И вот изгнанники взобрались на платаны и вязы по приставным лестницам, которые были любезно предоставлены им общиной, а затем убраны. Уже несколько месяцев испанская колония жила на деревьях, уповая на мягкий климат, на скорейшее появление королевского указа об амнистии и на провидение. У опальных дворян был изрядный запас испанских дублонов, и они закупали всевозможные припасы, чем весьма оживили городскую торговлю. Чтобы поднимать наверх еду, они приспособили несколько корзин на веревках. На самых крепких деревьях изгнанники раскинули балдахины, служившие им опочивальней. Словом, гранды устроились довольно удобно, хотя вернее было бы сказать, что тут постарались жители Оливабассы – понятно, не без выгоды для себя. Сами же изгнанники целыми днями пребывали в полнейшей праздности.
Козимо впервые встретил других людей, обитающих на деревьях, и сразу засыпал их практическими вопросами:
– А когда дождь идет, что вы делаете?
– ¡Sacramos todo el tiempo, Señor![33]
И толмач, падре Сульписио де Гуадалете, из Общества Иисусова, попавший в опалу, когда его орден был в Испании запрещен, немедля перевел:
– Под защитой наших балдахинов мы обращаем свои помыслы к Всевышнему, дабы возблагодарить его за то немногое, чем мы довольствуемся.
– А охотой вы занимаетесь?
– Señor, algunas veces con el visco.
– Время от времени кто-нибудь из нас, развлечения ради, мажет ветку птичьим клеем.
Козимо не уставал расспрашивать их о том, как они разрешили трудности, встретившиеся и ему.
– А с мытьем, как вы с мытьем устраиваетесь?
– ¿Раrа lavar? ¡Hoy lavanderos! – пожав плечами, ответил дон Фредерико.
– Мы отдаем наше белье здешним прачкам, – перевел дон Сульписио. – Точнее говоря, каждый понедельник мы спускаем вниз на веревке корзину с грязным бельем.
– Нет, я спрашиваю, как вам удается помыть лицо и тело?
Дон Фредерико что-то пробормотал и недоуменно пожал плечами с таким видом, словно мысль об этом ему даже в голову не приходила.
Дон Сульписио почел нужным объяснить:
– По мнению его высочества, это личное дело каждого.
– А где вы, простите, справляете нужду?
– Ollas, Señor[34].
И дон Сульписио все тем же смиренным тоном:
– Собственно, мы пользуемся небольшими глиняными кувшинами.
Когда Козимо распрощался с доном Фредерико, падре Сульписио повел его знакомиться с остальными дворянами колонии, каждый из которых имел собственную резиденцию на дереве. Все эти идальго и знатные дамы, невзирая на понятные и неизбежные неудобства постоянного пребывания на деревьях, сохраняли прежние привычки и обычную невозмутимость.

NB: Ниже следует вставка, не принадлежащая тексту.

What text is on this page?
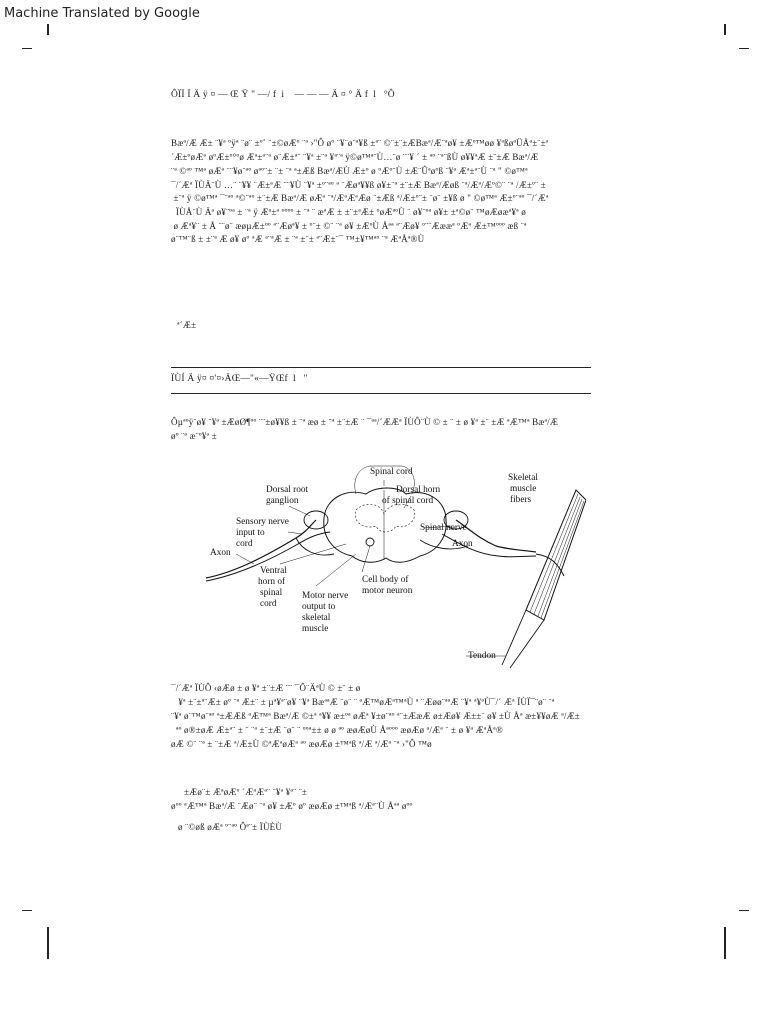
Machine Translated by Google
ÔÏÏ Ï Ä ÿ ¤ — Œ Ÿ " —/ f  i    — — — Ä ¤ ° Ä f  l   °Ô
Bæª/Æ Æ± ¨¥ª ºÿª ¨ø¨ ±º˚ ¨±©øÆº ¨ª ›"Ô øº ¨¥¨ø¨ª¥ß ±ª¨ ©¨±¨±ÆBæª/Æ¨ªø¥ ±Æº™øø ¥ªßøªÜÅª±¨±ª
´Æ±ºøÆª øºÆ±º°ºø Æª±ª¨ª ø¨Æ±ª¨ ¨¥ª ±¨ª ¥ª¨ª ÿ©ø™ª¨Ù…¨ø ¨¨¥ ´ ± ªº ¨ª¨ßÙ ø¥¥ªÆ ±¨±Æ Bæª/Æ
¨ª ©ªº ™ª øÆª ¨¨¥ø¨ªº øªº¨± ¨± ¨ª ª±Æß Bæª/ÆÙ Æ±º ø ºÆº¨Ù ±Æ¨Ûªøºß ¨¥ª Æª±ª¨Ù ¨ª " ©ø™ª
¯/´Æª ÏÙÄ¨Ù …¨ ¨¥¥ ¨Æ±ªÆ ¨¨¥Ù ¨¥ª ±º¨ªº ª ¨Æøª¥¥ß ø¥±¨ª ±¨±Æ Bæª/Æøß ¨ª/Æª/Æº©¨ ¨ª /Æ±º¨ ±
±¨ª ÿ ©ø™ª ¯¨ªº ª©¨ªº ±¨±Æ Bæª/Æ øÆª ¨ª/ÆªÆªÆø ¨±Æß ª/Æ±º¨± ¨ø¨ ±¥ß ø " ©ø™ª Æ±º¨ªº ¯/´Æª
ÏÙÅ¨Ù Äª ø¥¨ºª ± ¨ª ÿ Æª±ª ºººº ± ¨ª ¨ æªÆ ± ±¨±ªÆ± ºøÆªºÙ ¨ ø¥¨ºª ø¥± ±ª©ø¨ ™øÆøæª¥ª ø
ø Æª¥¨ ± Å ¨¨ø¨ æøµÆ±ºº ª¨Æøª¥ ± º¨± ©¨ ¨ª ø¥ ±ÆºÙ Åªª ª¨Æø¥ º¨¨Æææª ºÆª Æ±™ººº æß ¨ª
ø¨™¨ß ± ±¨ª Æ ø¥ øº ªÆ ª¨ªÆ ± ¨ª ±¨± ª¨Æ±¨¯ ™±¥™ªº ¨ª ÆªÅª®Ù
ª´Æ±
ÏÙÍ Ä ÿ¤ ¤'¤›ÄŒ—"«—ŸŒf  l   "
Ôµªºÿ¨ø¥ ¨¥ª ±ÆøØ¶ºº ¨¨±ø¥¥ß ± ¨ª æø ± ¨ª ±¨±Æ ¨ ¯ªª/´ÆÆª ÏÙÔ¨Ù © ± ¨ ± ø ¥ª ±¨ ±Æ ªÆ™ª Bæª/Æ
øº ¨ª æ¨º¥ª ±
Spinal cord
Dorsal root
ganglion
Dorsal horn
of spinal cord
Skeletal
muscle
fibers
Sensory nerve
input to
cord
Spinal nerve
Axon
Axon
Ventral
horn of
spinal
cord
Cell body of
motor neuron
Motor nerve
output to
skeletal
muscle
Tendon
¯/´Æª ÏÙÔ ‹øÆø ± ø ¥ª ±¨±Æ ¨¨ ¯Ô¨ÄªÙ © ±¨ ± ø
¥ª ±¨±ª¨Æ± øº ¨ª Æ±¨ ± µª¥ª¨ø¥ ¨¥ª BæªªÆ ¨ø¨ ¨ ªÆ™øÆª™ªÙ ª ¨Æøø¨ªªÆ ¨¥ª ª¥ªÙ¯/´ Æª ÏÙÏ¯¨ø¨ ¨ª
¨¥ª ø¨™ø¨ªº ª±ÆÆß ªÆ™ª Bæª/Æ ©±ª ª¥¥ æ±ºª øÆª ¥±ø¨ªº ª¨±ÆæÆ ø±Æø¥ Æ±±¨ ø¥ ±Ù Åª æ±¥¥øÆ ª/Æ±
ªº ø®±øÆ Æ±ª¨ ± ¨ ¨ª ±¨±Æ ¨ø¨ ¨ ººª±± ø ø ªº æøÆøÙ Åªººº æøÆø ª/Æª ¨ ± ø ¥ª ÆªÅª®
øÆ ©¨ ¨ª ± ¨±Æ ª/Æ±Ù ©ªÆªøÆª ªº æøÆø ±™ªß ª/Æ ª/Æª ¨ª ›"Ô ™ø
±Æø¨± ÆªøÆº ´ÆªÆª¨ ¨¥ª ¥ª¨ ¨±
øºº ªÆ™ª Bæª/Æ ¨Æø¨ ¨ª ø¥ ±Æº øº æøÆø ±™ªß ª/Æª¨Ù Åªª øºº
ø ¨©øß øÆª º¨ªº Ôª¨± ÏÙÈÙ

Некоторые мужчины, садясь верхом на ветку, подкладывали кавалерийские седла, что очень понравилось Козимо, которому за все годы жизни на деревьях подобная мысль даже в голову не приходила. Он сразу сообразил, как удобно не свешивать ноги вниз, отчего они вскоре затекают, а держать их в стременах. Многие наводили на соседние деревья морские подзорные трубы (один из изгнанников имел даже звание адмирала) – вероятно, лишь для того, чтобы из любопытства подглядывать друг за другом и потом сплетничать.
Все дамы и барышни сидели на собственноручно вышитых подушках, вязали (они единственные в колонии хоть что-то делали) или гладили жирных котов. Котов на этих деревьях было великое множество, так же как птиц, сидевших в клетках (возможно, они стали жертвами клея), и лишь несколько голубей летали где им вздумается и садились на ладони девушек, печально гладивших их белые перышки.
В этих воздушных гостиных Козимо встречали с церемонным радушием. Угощали кофе и тут же принимались рассказывать об оставленных в Севилье и Гранаде дворцах, об обширных поместьях, закромах и конюшнях и приглашали его к себе после того, как им вернут утраченные права и владения. Об изгнавшем их короле они говорили с фанатичной ненавистью и в то же время с рабской преданностью, и нередко им удавалось весьма четко провести различие между самим монархом – человеком, против которого они вели упорную борьбу, – и королевским титулом, престиж которого служил опорой их собственной власти. Иногда же двойственность их отношения проявлялась столь сумбурно, что Козимо каждый раз, когда заходила речь о монархе, не знал, как ему себя вести.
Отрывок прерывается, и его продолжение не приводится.